Sofie Laguna has won numerous awards for her children’s fiction and the 2015 Miles Franklin award for her adult novel The Eye of the Sheep, about an autistic boy, so you can be confident you are in good hands when you open a new book of hers. The Song of Lewis Carmichael is her latest novel for middle grade readers.

This sensitively written story, given an extra dimension by the detailed illustrations by Sofie’s husband, Marc McBride, immediately captures the reader’s heart and mind.

Matthew is not quite comfortable in his skin. His parents are loving but a tad over protective and he doesn’t have any friends at school. He enjoys losing himself reading about the wonders of the Arctic, the animals, the weather, the shifting changing land of ice, wind and snow.

One evening he is woken by a tapping at the window. It is the crow with the broken wing, Lewis Carmichael,  that he befriended in the park, inviting him on a grand balloon journey to the North Pole. Is it a dream? ‘How strange it all was. A bird in his hands, a balloon on his roof. Yet things felt more real here, not less.’ (p 20)

After a remarkable journey Matthew enters the magnificent arctic zone and his wishes and dreams become reality, sort of. He sees a white-tailed eagle, meets a polar bear, and then later on its fierce mother. He even sees,  to his immense delight the Aurora Borealis. Lewis is always at his side, singing his marvellous song, supporting and encouraging him, totally without judgement. Here Matthew ‘felt like a new person, a different person…it was as if he was only being made now, in this moment of placing his boots on the ice‘ (131).
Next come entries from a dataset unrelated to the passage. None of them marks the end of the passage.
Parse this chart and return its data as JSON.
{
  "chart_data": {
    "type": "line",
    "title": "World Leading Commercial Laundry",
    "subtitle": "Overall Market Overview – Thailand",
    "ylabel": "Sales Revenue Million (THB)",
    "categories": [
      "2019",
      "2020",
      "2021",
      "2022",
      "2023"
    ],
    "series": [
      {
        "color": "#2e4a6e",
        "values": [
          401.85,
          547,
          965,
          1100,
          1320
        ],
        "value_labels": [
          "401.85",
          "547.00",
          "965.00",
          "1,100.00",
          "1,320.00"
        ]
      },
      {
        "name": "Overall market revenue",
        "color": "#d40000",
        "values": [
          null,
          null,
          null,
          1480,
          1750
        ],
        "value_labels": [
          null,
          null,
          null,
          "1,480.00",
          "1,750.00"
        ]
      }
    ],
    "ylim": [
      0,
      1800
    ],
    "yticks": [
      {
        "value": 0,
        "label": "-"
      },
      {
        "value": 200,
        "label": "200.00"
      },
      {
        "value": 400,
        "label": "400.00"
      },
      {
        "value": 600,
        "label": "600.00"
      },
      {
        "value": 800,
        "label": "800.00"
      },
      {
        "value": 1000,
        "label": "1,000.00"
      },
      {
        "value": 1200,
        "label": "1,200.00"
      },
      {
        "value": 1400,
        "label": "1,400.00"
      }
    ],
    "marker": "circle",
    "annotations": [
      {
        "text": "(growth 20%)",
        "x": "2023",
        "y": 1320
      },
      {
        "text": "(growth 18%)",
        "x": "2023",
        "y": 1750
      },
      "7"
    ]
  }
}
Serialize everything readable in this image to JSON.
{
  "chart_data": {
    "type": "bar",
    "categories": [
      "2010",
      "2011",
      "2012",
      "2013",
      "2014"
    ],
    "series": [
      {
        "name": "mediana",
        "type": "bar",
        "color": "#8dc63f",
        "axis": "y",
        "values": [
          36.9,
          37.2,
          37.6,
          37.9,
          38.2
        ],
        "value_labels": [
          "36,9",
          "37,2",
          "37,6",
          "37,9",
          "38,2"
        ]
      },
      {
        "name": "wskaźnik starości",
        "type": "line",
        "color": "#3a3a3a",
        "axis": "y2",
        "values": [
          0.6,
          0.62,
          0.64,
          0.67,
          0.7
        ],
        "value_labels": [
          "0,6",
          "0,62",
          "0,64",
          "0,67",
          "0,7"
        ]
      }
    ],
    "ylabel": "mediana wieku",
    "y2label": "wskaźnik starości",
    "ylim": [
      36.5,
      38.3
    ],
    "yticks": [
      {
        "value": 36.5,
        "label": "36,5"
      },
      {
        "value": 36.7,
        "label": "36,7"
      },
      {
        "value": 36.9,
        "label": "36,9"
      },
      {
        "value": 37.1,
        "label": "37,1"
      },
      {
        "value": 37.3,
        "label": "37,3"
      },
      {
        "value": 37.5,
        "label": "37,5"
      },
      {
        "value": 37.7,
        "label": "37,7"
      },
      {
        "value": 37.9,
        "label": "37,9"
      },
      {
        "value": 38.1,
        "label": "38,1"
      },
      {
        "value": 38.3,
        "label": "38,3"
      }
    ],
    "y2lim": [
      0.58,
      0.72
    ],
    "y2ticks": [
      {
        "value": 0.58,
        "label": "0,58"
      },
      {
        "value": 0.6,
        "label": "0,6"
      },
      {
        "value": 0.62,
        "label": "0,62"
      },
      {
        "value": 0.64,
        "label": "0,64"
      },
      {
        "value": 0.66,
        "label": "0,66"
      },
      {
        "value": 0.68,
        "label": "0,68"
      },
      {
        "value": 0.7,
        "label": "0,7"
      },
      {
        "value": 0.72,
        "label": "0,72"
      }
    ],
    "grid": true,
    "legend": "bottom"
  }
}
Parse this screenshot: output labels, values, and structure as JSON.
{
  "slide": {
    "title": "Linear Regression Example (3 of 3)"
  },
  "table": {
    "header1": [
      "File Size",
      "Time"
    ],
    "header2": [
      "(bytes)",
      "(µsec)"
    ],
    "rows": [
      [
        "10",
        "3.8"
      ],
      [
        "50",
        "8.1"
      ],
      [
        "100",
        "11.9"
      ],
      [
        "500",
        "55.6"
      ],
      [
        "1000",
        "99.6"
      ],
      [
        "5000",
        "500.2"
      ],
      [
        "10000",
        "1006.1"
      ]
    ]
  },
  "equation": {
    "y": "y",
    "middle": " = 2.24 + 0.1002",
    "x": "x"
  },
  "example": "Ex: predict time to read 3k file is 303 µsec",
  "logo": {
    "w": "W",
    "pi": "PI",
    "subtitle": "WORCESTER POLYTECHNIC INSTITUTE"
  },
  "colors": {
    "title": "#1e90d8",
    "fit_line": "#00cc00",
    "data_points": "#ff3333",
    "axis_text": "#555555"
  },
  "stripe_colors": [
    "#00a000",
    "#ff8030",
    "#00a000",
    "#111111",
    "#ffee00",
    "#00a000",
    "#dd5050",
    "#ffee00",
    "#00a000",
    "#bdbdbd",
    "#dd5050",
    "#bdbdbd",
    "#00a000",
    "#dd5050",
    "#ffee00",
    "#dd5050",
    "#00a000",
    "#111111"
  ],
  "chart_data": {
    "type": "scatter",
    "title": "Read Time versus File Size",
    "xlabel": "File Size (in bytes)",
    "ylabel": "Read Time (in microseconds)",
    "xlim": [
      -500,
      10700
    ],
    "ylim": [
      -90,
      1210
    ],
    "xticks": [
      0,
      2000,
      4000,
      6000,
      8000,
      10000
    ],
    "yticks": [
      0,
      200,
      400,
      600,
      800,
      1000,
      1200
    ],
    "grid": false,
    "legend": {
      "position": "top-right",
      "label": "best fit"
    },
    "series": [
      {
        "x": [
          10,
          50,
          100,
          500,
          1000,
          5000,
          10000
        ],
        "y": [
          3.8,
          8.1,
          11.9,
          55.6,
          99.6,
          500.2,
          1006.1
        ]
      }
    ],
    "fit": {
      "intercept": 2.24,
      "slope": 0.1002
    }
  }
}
This imaginative story is complemented and extended by Marc McBride’s detailed and atmospheric illustrations. And there are so many of them, hooray! Using pencil and photo shop and just the colour blue he creates a world that echoes the arctic environment but also somehow provides warm details of home and practical things such as baskets and birds and mugs of tea. Even the print is blue which sits so well with the warm cream colour of the paper. It is obvious that a lot of thought has gone into the creation of this book, on every level.

When Matthew gets back home, he is a changed boy, more aware and more accepting of his life. As Sofie says: Through the pain of growing up and getting real, we listen to the song of ourselves, and learn that we are enough’.

This story provides all the adventure and excitement that children crave but also delivers an emotional complexity leaving them with new insights that will linger long in the memory.